Comunicación. Tanto móvil y tanta tecnología para luego dar de bruces con el muro de la incomunicación, del aislamiento, de gente que no sabe comentarte las cosas antes de que sea demasiado tarde (que el viernes quedas, que el martes hay que preparar algo, que habría que mira cómo formar y repartir un trabajo... o sencillamente, hablar pacíficamente de un asunto espinoso). Ese tipo de gente que puede pasarse horas y horas contemplando una pantalla luminosa, pero luego no saben comunicarse con otra persona, independientemente si tengan o no contacto con ella en las redes sociales.
Es bastante triste. De hecho, es una paradoja tan grande, que posiblemente, en algún punto del universo, se esté produciendo una fisura espacio-temporal tan grande que el universo mismo diga de corregirse. El caso es, ¿cómo lo hará?
No habrán sido pocas las veces las ganas de darle un golpe al estúpido aparato para estrellarlo en las narices del dueño o dueña, para que despierte de una vez de su coma móvil. No habrán sido pocas las veces las ganas de señalarle al profesor que este o aquel está otra vez con el móvil.
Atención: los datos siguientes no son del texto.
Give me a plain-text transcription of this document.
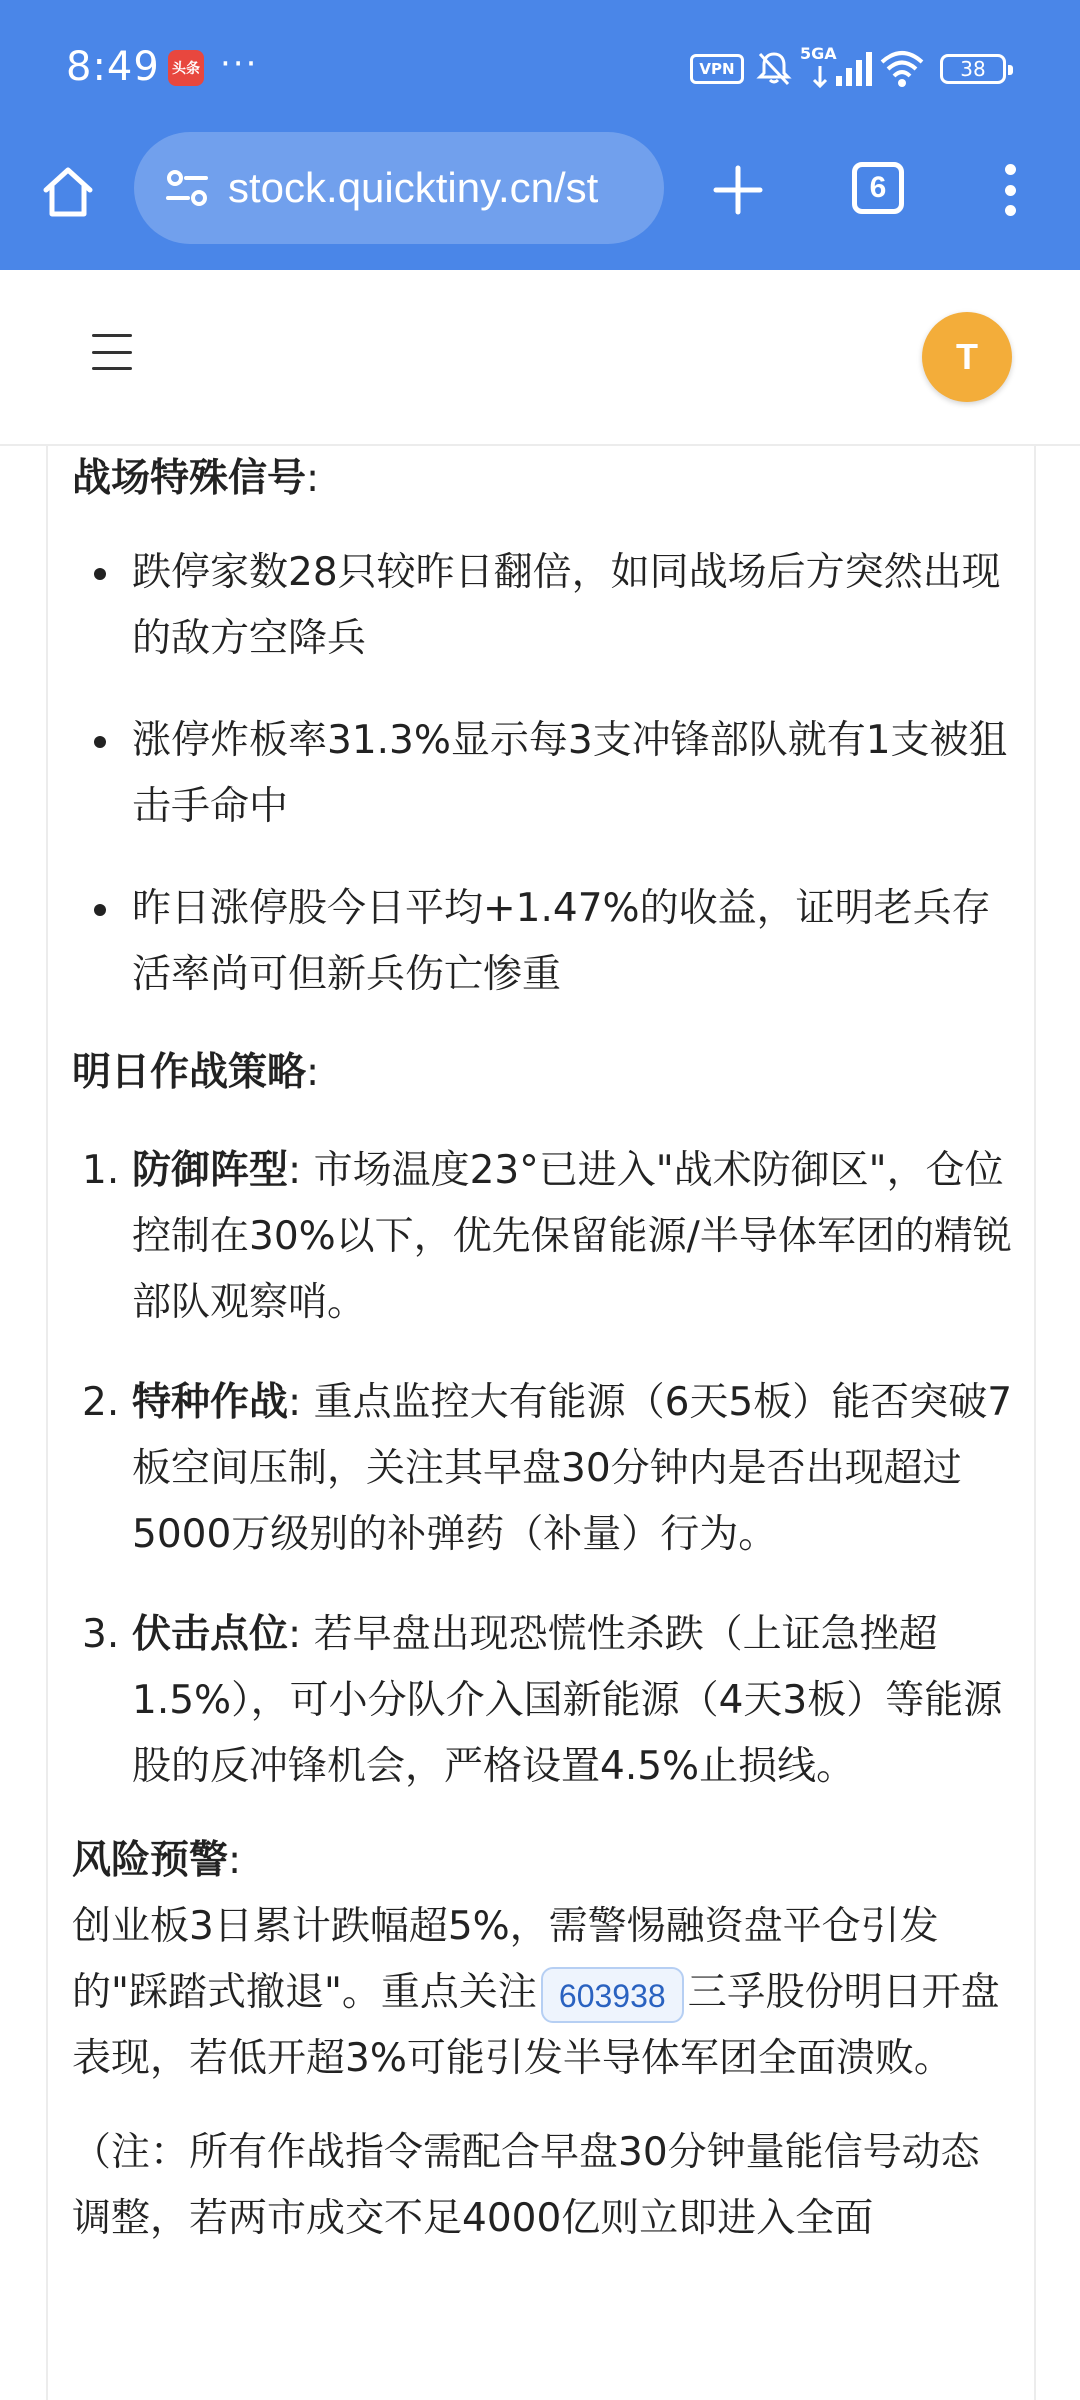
8:49 头条 ···	VPN
5GA
38
stock.quicktiny.cn/st	6
T
战场特殊信号:
跌停家数28只较昨日翻倍，如同战场后方突然出现的敌方空降兵
涨停炸板率31.3%显示每3支冲锋部队就有1支被狙击手命中
昨日涨停股今日平均+1.47%的收益，证明老兵存活率尚可但新兵伤亡惨重
明日作战策略:
1. 防御阵型: 市场温度23°已进入"战术防御区"，仓位控制在30%以下，优先保留能源/半导体军团的精锐部队观察哨。
2. 特种作战: 重点监控大有能源（6天5板）能否突破7板空间压制，关注其早盘30分钟内是否出现超过5000万级别的补弹药（补量）行为。
3. 伏击点位: 若早盘出现恐慌性杀跌（上证急挫超1.5%），可小分队介入国新能源（4天3板）等能源股的反冲锋机会，严格设置4.5%止损线。
风险预警:

创业板3日累计跌幅超5%，需警惕融资盘平仓引发的"踩踏式撤退"。重点关注 603938 三孚股份明日开盘表现，若低开超3%可能引发半导体军团全面溃败。

（注：所有作战指令需配合早盘30分钟量能信号动态调整，若两市成交不足4000亿则立即进入全面
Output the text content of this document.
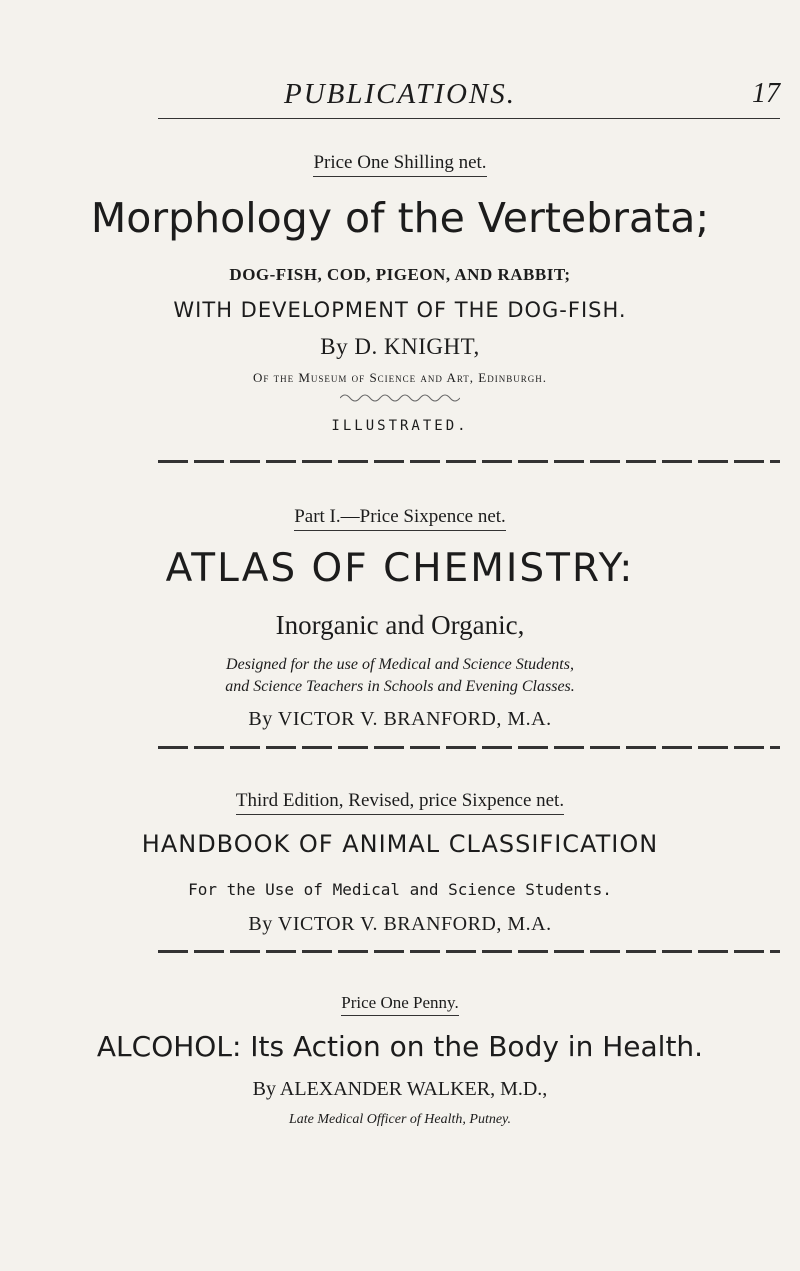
PUBLICATIONS.	17
Price One Shilling net.
Morphology of the Vertebrata;
DOG-FISH, COD, PIGEON, AND RABBIT;
WITH DEVELOPMENT OF THE DOG-FISH.
By D. KNIGHT,
Of the Museum of Science and Art, Edinburgh.
ILLUSTRATED.
Part I.—Price Sixpence net.
ATLAS OF CHEMISTRY:
Inorganic and Organic,
Designed for the use of Medical and Science Students, and Science Teachers in Schools and Evening Classes.
By VICTOR V. BRANFORD, M.A.
Third Edition, Revised, price Sixpence net.
HANDBOOK OF ANIMAL CLASSIFICATION
For the Use of Medical and Science Students.
By VICTOR V. BRANFORD, M.A.
Price One Penny.
ALCOHOL: Its Action on the Body in Health.
By ALEXANDER WALKER, M.D.,
Late Medical Officer of Health, Putney.
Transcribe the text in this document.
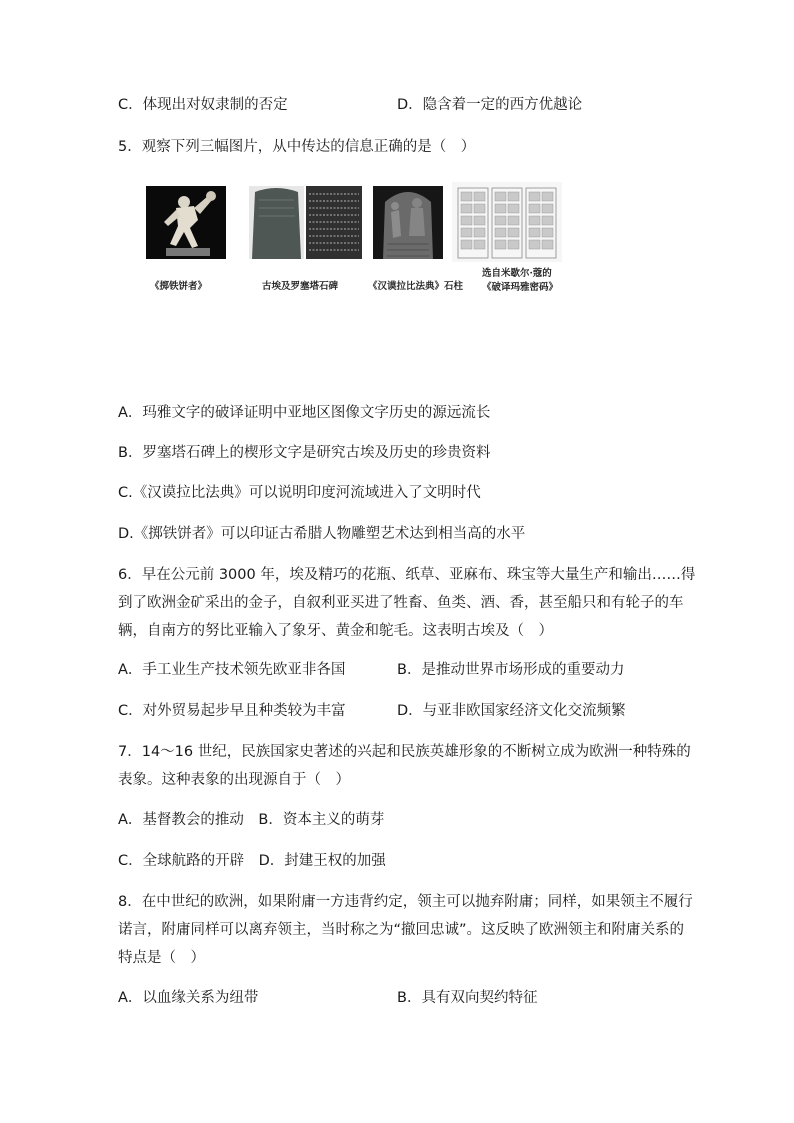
C．体现出对奴隶制的否定	D．隐含着一定的西方优越论
5．观察下列三幅图片，从中传达的信息正确的是（　）
《掷铁饼者》	古埃及罗塞塔石碑	《汉谟拉比法典》石柱
选自米歇尔·蔻的
《破译玛雅密码》
A．玛雅文字的破译证明中亚地区图像文字历史的源远流长
B．罗塞塔石碑上的楔形文字是研究古埃及历史的珍贵资料
C.《汉谟拉比法典》可以说明印度河流域进入了文明时代
D.《掷铁饼者》可以印证古希腊人物雕塑艺术达到相当高的水平
6．早在公元前 3000 年，埃及精巧的花瓶、纸草、亚麻布、珠宝等大量生产和输出……得
到了欧洲金矿采出的金子，自叙利亚买进了牲畜、鱼类、酒、香，甚至船只和有轮子的车
辆，自南方的努比亚输入了象牙、黄金和鸵毛。这表明古埃及（　）
A．手工业生产技术领先欧亚非各国	B．是推动世界市场形成的重要动力
C．对外贸易起步早且种类较为丰富	D．与亚非欧国家经济文化交流频繁
7．14～16 世纪，民族国家史著述的兴起和民族英雄形象的不断树立成为欧洲一种特殊的
表象。这种表象的出现源自于（　）
A．基督教会的推动　B．资本主义的萌芽
C．全球航路的开辟　D．封建王权的加强
8．在中世纪的欧洲，如果附庸一方违背约定，领主可以抛弃附庸；同样，如果领主不履行
诺言，附庸同样可以离弃领主，当时称之为“撤回忠诚”。这反映了欧洲领主和附庸关系的
特点是（　）
A．以血缘关系为纽带	B．具有双向契约特征
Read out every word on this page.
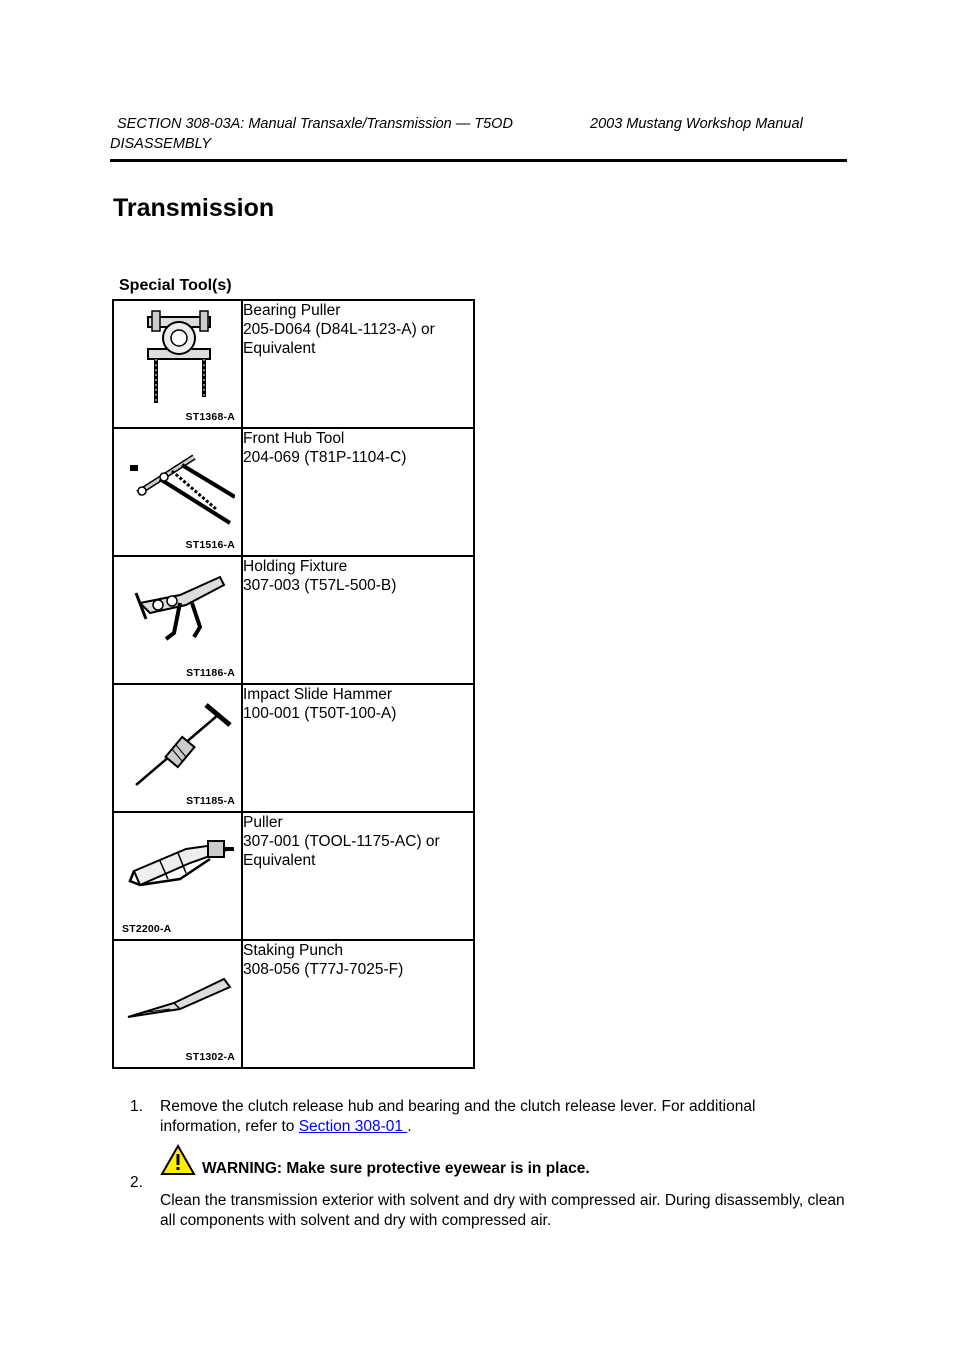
SECTION 308-03A: Manual Transaxle/Transmission — T5OD	2003 Mustang Workshop Manual
DISASSEMBLY
Transmission
Special Tool(s)
ST1368-A	Bearing Puller
205-D064 (D84L-1123-A) or
Equivalent

ST1516-A	Front Hub Tool
204-069 (T81P-1104-C)

ST1186-A	Holding Fixture
307-003 (T57L-500-B)

ST1185-A	Impact Slide Hammer
100-001 (T50T-100-A)

ST2200-A	Puller
307-001 (TOOL-1175-AC) or
Equivalent

ST1302-A	Staking Punch
308-056 (T77J-7025-F)
1. Remove the clutch release hub and bearing and the clutch release lever. For additional
information, refer to Section 308-01 .
2.
WARNING: Make sure protective eyewear is in place.
Clean the transmission exterior with solvent and dry with compressed air. During disassembly, clean all components with solvent and dry with compressed air.
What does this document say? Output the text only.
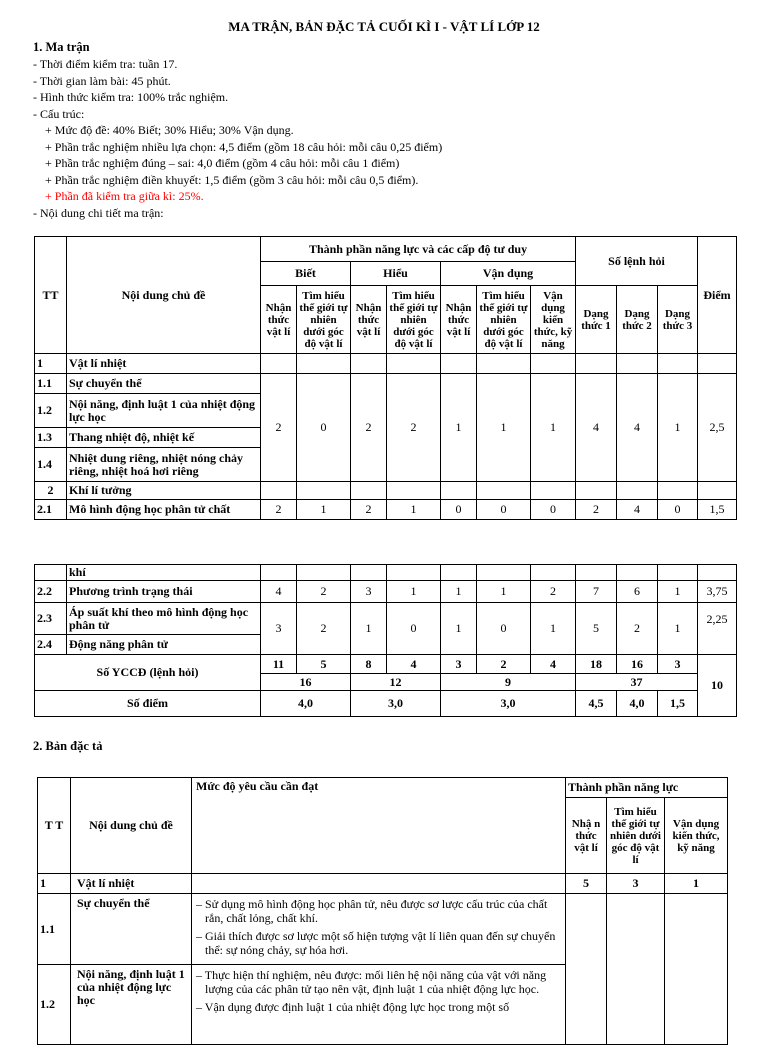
MA TRẬN, BẢN ĐẶC TẢ CUỐI KÌ I - VẬT LÍ LỚP 12
1. Ma trận
- Thời điểm kiểm tra: tuần 17.
- Thời gian làm bài: 45 phút.
- Hình thức kiểm tra: 100% trắc nghiệm.
- Cấu trúc:
+ Mức độ đề: 40% Biết; 30% Hiểu; 30% Vận dụng.
+ Phần trắc nghiệm nhiều lựa chọn: 4,5 điểm (gồm 18 câu hỏi: mỗi câu 0,25 điểm)
+ Phần trắc nghiệm đúng – sai: 4,0 điểm (gồm 4 câu hỏi: mỗi câu 1 điểm)
+ Phần trắc nghiệm điền khuyết: 1,5 điểm (gồm 3 câu hỏi: mỗi câu 0,5 điểm).
+ Phần đã kiểm tra giữa kì: 25%.
- Nội dung chi tiết ma trận:
TT	Nội dung chủ đề	Thành phần năng lực và các cấp độ tư duy							Số lệnh hỏi			Điểm
		Biết		Hiểu		Vận dụng						
		Nhận thức vật lí	Tìm hiểu thế giới tự nhiên dưới góc độ vật lí	Nhận thức vật lí	Tìm hiểu thế giới tự nhiên dưới góc độ vật lí	Nhận thức vật lí	Tìm hiểu thế giới tự nhiên dưới góc độ vật lí	Vận dụng kiến thức, kỹ năng	Dạng thức 1	Dạng thức 2	Dạng thức 3	
1	Vật lí nhiệt											
1.1	Sự chuyển thể	2	0	2	2	1	1	1	4	4	1	2,5
1.2	Nội năng, định luật 1 của nhiệt động lực học											
1.3	Thang nhiệt độ, nhiệt kế											
1.4	Nhiệt dung riêng, nhiệt nóng chảy riêng, nhiệt hoá hơi riêng											
2	Khí lí tưởng											
2.1	Mô hình động học phân tử chất	2	1	2	1	0	0	0	2	4	0	1,5
	khí											
2.2	Phương trình trạng thái	4	2	3	1	1	1	2	7	6	1	3,75
2.3	Áp suất khí theo mô hình động học phân tử	3	2	1	0	1	0	1	5	2	1	2,25
2.4	Động năng phân tử											
Số YCCĐ (lệnh hỏi)		11	5	8	4	3	2	4	18	16	3	10
		16		12		9			37			
Số điểm		4,0		3,0		3,0			4,5	4,0	1,5	
2. Bản đặc tả
T T	Nội dung chủ đề	Mức độ yêu cầu cần đạt	Thành phần năng lực		
			Nhậ n thức vật lí	Tìm hiểu thế giới tự nhiên dưới góc độ vật lí	Vận dụng kiến thức, kỹ năng
1	Vật lí nhiệt		5	3	1
1.1	Sự chuyển thể	– Sử dụng mô hình động học phân tử, nêu được sơ lược cấu trúc của chất rắn, chất lỏng, chất khí.

– Giải thích được sơ lược một số hiện tượng vật lí liên quan đến sự chuyển thể: sự nóng chảy, sự hóa hơi.			

1.2	Nội năng, định luật 1 của nhiệt động lực học	– Thực hiện thí nghiệm, nêu được: mối liên hệ nội năng của vật với năng lượng của các phân tử tạo nên vật, định luật 1 của nhiệt động lực học.

– Vận dụng được định luật 1 của nhiệt động lực học trong một số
Esa actitud ansiosa, casi de adicto, que presentan algunas personas de mi entorno a esconder el móvil y al poco rato volver a sacarlo, mirarlo y volver a esconderlo. Y vuelta a empezar. Es una de esas conductas que muchos psicólogos seguramente anden un tanto babeantes por analizar.
Estudiaría, de hecho, psicología para entender tan extraño comportamiento humano. La gente habla mucho. Pero no dice nada.
¿Cuándo se despertarán los jóvenes, cuándo se alejarán del móvil y empezarán a descubrir los pequeños detalles del día a día? Sinceramente, dudo mucho que viva alguno de nosotros para ver esa utopía.